Proposition 1B would authorize ranked choice voting, where voters mark their first choice, second choice, third choice, and so on for a given race. 

In an instant runoff RCV election scenario, if any candidate has more than 50% of the vote after the first count, they win.  If there’s no clear winner after the first round, the candidate with the fewest first choice votes is eliminated and the voters who had marked them number one have their vote count towards their number two candidate. The cycle continues with each round of counting  until one candidate is declared the winner. In a primary election the same  process of elimination continues until two candidates are left to advance to the general election.

Fargo, North Dakota and  St. Louis, Missouri  are the first two cities in the U.S. to use approval voting in city elections. 

A number of cities  use ranked-choice voting including Minneapolis, New York City, and San Francisco.  Two states have adopted RCV, Alaska and Maine. It’s also on the ballot this year in Nevada. 

In Washington  no counties or cities currently allow ranked choice voting. However, Pierce County approved ranked-choice voting  for county positions in 2006. 

 Pierce County’s RCV election framework eliminated the primary . All qualifying candidates for county executive positions appeared on  one ballot for a single  instant runoff election. The county repealed ranked choice voting in 2009.  RCV supporters and detractors disagree on why it was repealed.

Advocates of both approval and ranked choice voting argue that changing how elections are conducted could result in  elected leaders who appeal to a broader array of the electorate.

They strongly disagree about which alternative will accomplish that. 

Approval Voting Supporter

“Approval voting, especially in the context of a Seattle primary where we have a very large field usually of a dozen or more candidates, it produces much more accurate results, meaning that the candidates that are elected are much closer to the true will of the voters.
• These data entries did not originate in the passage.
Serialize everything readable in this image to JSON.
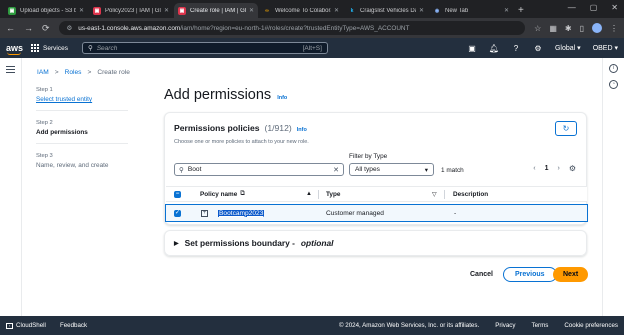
{
  "browser": {
    "tabs": [
      {
        "title": "Upload objects - S3 b",
        "favicon_color": "#2e9b3f",
        "favicon_char": "S3",
        "active": false
      },
      {
        "title": "Policy2023 | IAM | Glo",
        "favicon_color": "#dd344c",
        "favicon_char": "I",
        "active": false
      },
      {
        "title": "Create role | IAM | Glo",
        "favicon_color": "#dd344c",
        "favicon_char": "I",
        "active": true
      },
      {
        "title": "Welcome To Colabora",
        "favicon_color": "#f9ab00",
        "favicon_char": "∞",
        "active": false
      },
      {
        "title": "Craigslist Vehicles Da",
        "favicon_color": "#20beff",
        "favicon_char": "k",
        "active": false
      },
      {
        "title": "New Tab",
        "favicon_color": "#8ab4f8",
        "favicon_char": "",
        "active": false
      }
    ],
    "new_tab_glyph": "+",
    "url_host": "us-east-1.console.aws.amazon.com",
    "url_path": "/iam/home?region=eu-north-1#/roles/create?trustedEntityType=AWS_ACCOUNT"
  },
  "aws_header": {
    "logo": "aws",
    "services_label": "Services",
    "search_placeholder": "Search",
    "search_shortcut": "[Alt+S]",
    "region_label": "Global",
    "account_label": "OBED"
  },
  "breadcrumb": {
    "items": [
      "IAM",
      "Roles",
      "Create role"
    ],
    "sep": ">"
  },
  "steps": [
    {
      "num": "Step 1",
      "label": "Select trusted entity"
    },
    {
      "num": "Step 2",
      "label": "Add permissions"
    },
    {
      "num": "Step 3",
      "label": "Name, review, and create"
    }
  ],
  "page": {
    "title": "Add permissions",
    "info": "Info"
  },
  "policies": {
    "title": "Permissions policies",
    "count": "(1/912)",
    "info": "Info",
    "subtitle": "Choose one or more policies to attach to your new role.",
    "search_value": "Boot",
    "filter_label": "Filter by Type",
    "filter_value": "All types",
    "match_text": "1 match",
    "page_number": "1",
    "columns": {
      "name": "Policy name",
      "type": "Type",
      "description": "Description"
    },
    "rows": [
      {
        "name": "Bootcamp2023",
        "type": "Customer managed",
        "description": "-"
      }
    ]
  },
  "boundary": {
    "title": "Set permissions boundary -",
    "optional": "optional"
  },
  "actions": {
    "cancel": "Cancel",
    "previous": "Previous",
    "next": "Next"
  },
  "footer": {
    "cloudshell": "CloudShell",
    "feedback": "Feedback",
    "copyright": "© 2024, Amazon Web Services, Inc. or its affiliates.",
    "privacy": "Privacy",
    "terms": "Terms",
    "cookies": "Cookie preferences"
  }
}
And it also shifts the incentives much better towards those candidates working harder in the interests of all voters, not just special interest groups or or a small base of core support,” said Logan Bowers, co-chair of the Seattle Approves campaign.
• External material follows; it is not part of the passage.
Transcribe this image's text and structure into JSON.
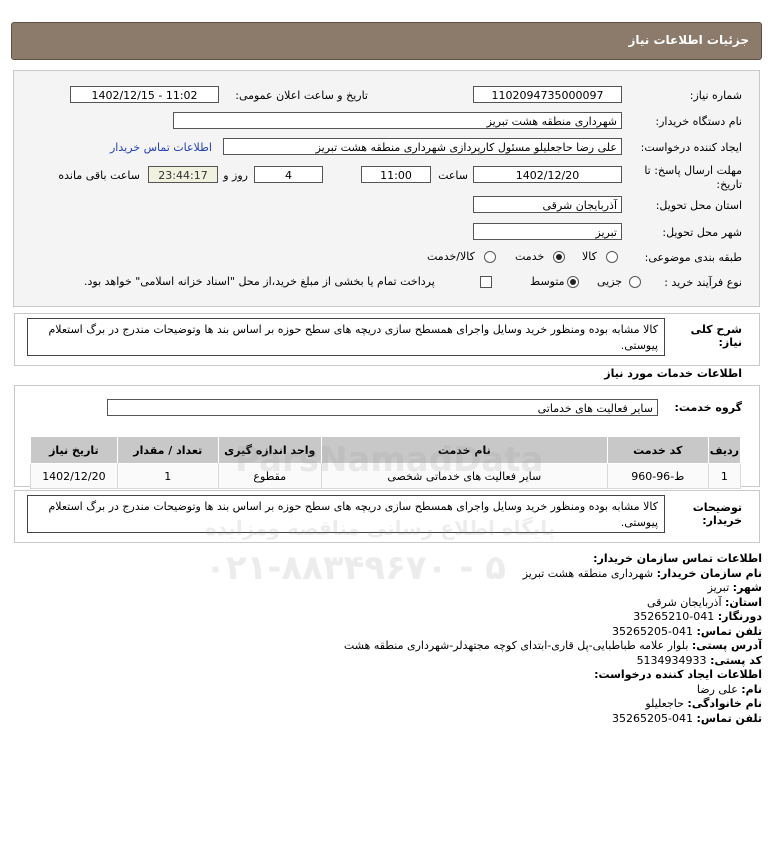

“You get election results on election night just as you do today with Proposition 1A and that is different than with Proposition 1B, where you do not get any meaningful results for over a week in Washington state because you have to have every last ballot before you can do any tally with Proposition 1B.”

 RCV Supporter

“Ranked choice voting is absolutely superior to approval voting. Look, approval voting can be used for some things in your day to day life, and it’s a great way to make some decisions. It’s not a great way to choose our elected representatives. People make choices. People rank things throughout their day and they do the same thing when it comes to having multiple candidates on a ballot. They rank those candidates. They say, I prefer this candidate to this candidate to this candidate. Approval voting doesn’t allow that option. You either like them or you don’t like them. It’s not an improvement. Ranked choice voting is an opportunity to improve our system, and that’s what it does,” said Stephanie Houghton, managing director of FairVote Washington.

“I don’t have to choose between the lesser of two evils. I get to choose the people that I want to represent me.”

Voting Alternative Skeptic

“I hear supporters of both types make a lot of like grass is greener sort of claims,” said Sandeep Kaushik, a political consultant based in Seattle. 

“I don’t know that it’s all that predictable what the overall impact in Seattle is going to be. I think there will be some impact in races, but by and large, given that it’s only going to be done in the primaries and the top two finishers are going to move on to the general election the way we do it now, we’ll just use RCV to determine the top two.”

Kaushik is concerned about the potential impact of the charter amendments in Clark and San Juan Counties.  

“The thought is, let’s just get rid of the primaries, get rid of the top two primary system,” said Kaushik. “I actually think that is a major, major shift away from our top-two system, which I think works really well.”